NAME
linkMpca -- default run of MPCA on data from linkBags(1)
SYNOPSIS
linkMpca [--fields M|--norank|--onerank|--reporting] K STEM
Options:
K number of components to use
STEM file stem for linkBags(1) bag
--fields M set the maximum token index to be M
--norank dont do general ranking with the MPCA run
--onerank build a single rank per document only
--reporting build reports only
-h, --help display help message and exit.
--man print man page and exit.
DESCRIPTION
Builds K components with default mpca and their ranking with mprank Requires a basic STEM to exist with .srcpar and bags already created, presuably by linkbags(1). It builds the new model with name STEM plus K. Requires files STEM.tokens, which lists the tokens in number order (e.g., 0-th in file has numeric code 0, etc.), one per line. Also requires STEM.docmap file.

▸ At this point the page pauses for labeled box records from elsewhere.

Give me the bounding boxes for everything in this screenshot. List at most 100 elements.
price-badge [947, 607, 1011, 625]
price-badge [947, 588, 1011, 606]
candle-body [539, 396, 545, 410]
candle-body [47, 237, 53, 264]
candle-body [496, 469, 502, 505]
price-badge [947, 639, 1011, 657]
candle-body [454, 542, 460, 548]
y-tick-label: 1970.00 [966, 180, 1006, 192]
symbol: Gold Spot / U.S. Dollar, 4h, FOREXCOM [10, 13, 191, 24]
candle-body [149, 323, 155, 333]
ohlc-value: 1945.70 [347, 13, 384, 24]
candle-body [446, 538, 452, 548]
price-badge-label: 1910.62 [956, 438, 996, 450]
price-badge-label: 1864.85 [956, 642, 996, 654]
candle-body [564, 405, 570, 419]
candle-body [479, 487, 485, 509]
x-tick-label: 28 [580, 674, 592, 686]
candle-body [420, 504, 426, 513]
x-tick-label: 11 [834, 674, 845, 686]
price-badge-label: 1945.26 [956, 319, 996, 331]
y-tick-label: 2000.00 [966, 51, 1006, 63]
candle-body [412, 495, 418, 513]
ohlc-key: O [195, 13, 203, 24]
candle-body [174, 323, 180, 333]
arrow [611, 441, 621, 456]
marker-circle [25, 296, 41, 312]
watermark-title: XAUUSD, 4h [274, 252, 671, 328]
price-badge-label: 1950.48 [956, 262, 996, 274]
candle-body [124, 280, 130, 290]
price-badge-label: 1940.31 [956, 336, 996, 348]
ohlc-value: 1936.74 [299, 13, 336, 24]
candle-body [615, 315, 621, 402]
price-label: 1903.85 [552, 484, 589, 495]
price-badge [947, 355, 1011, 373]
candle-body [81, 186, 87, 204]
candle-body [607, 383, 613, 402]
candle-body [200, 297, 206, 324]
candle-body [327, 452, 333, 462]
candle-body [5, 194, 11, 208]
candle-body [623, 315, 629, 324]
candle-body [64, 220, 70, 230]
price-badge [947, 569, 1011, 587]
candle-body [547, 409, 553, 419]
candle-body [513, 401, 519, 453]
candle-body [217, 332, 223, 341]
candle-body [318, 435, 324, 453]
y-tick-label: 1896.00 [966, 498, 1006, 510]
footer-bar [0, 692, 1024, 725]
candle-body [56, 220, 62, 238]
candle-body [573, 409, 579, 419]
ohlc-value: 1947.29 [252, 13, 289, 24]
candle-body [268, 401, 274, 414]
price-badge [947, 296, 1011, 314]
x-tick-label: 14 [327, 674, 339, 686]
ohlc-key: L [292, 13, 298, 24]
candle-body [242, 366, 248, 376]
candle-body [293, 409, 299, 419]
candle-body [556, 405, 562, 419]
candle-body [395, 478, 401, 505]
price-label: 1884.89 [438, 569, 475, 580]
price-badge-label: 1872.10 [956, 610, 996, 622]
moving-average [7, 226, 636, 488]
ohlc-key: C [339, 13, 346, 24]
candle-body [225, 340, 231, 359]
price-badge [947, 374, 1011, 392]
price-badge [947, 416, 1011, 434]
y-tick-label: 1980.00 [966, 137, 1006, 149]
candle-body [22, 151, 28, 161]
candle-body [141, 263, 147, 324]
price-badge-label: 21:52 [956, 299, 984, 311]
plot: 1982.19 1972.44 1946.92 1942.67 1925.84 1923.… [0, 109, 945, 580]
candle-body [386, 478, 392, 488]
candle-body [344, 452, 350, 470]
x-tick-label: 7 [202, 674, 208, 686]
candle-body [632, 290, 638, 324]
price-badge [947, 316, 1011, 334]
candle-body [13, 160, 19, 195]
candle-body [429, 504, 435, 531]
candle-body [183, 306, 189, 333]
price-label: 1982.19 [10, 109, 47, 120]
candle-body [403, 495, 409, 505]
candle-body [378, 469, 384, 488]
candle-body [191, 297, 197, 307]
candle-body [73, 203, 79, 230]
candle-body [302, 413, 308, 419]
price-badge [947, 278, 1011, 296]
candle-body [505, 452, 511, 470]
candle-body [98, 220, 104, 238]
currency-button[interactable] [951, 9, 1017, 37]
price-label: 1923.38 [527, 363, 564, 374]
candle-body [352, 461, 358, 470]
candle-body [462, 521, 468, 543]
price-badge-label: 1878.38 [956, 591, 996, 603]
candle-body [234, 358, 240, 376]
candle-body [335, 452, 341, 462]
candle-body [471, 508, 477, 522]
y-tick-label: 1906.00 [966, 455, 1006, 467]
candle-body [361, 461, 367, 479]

Reporting creates three simple text tables: STEM.topicmap : documents with high component probability COMP PROBABILITY DOC-URL STEM.rankmap : documents with high component-specific pagerank COMP PROBABILITY DOC-URL STEM.wordmap : tokens (words, URLs, URL+title) frequently on documents for the component COMP PROBABILITY TOKEN
Onerank option uses "mprank -u -h " to generate the single rank, and the output goes to STEM.onerank. Print this file with the MPCA pvec utility: /usr/local/share/mpca/scripts/pvec STEM.onerank
SEE ALSO
linkRedir(1), linkBags(1), linkTables(1).
AUTHOR
Wray Buntine
COPYRIGHT AND LICENSE
Copyright (C) 2005-2006 Wray Buntine
This program is free software; you can redistribute it and/or modify it under the terms of the GNU General Public License as published by the Free Software Foundation; either version 2 of the License, or (at your option) any later version.
This program is distributed in the hope that it will be useful, but WITHOUT ANY WARRANTY; without even the implied warranty of MERCHANTABILITY or FITNESS FOR A PARTICULAR PURPOSE. See the GNU General Public License for more details.
You should have received a copy of the GNU General Public License along with this program; if not, write to the Free Software Foundation, Inc., 675 Mass Ave, Cambridge, MA 02139, USA.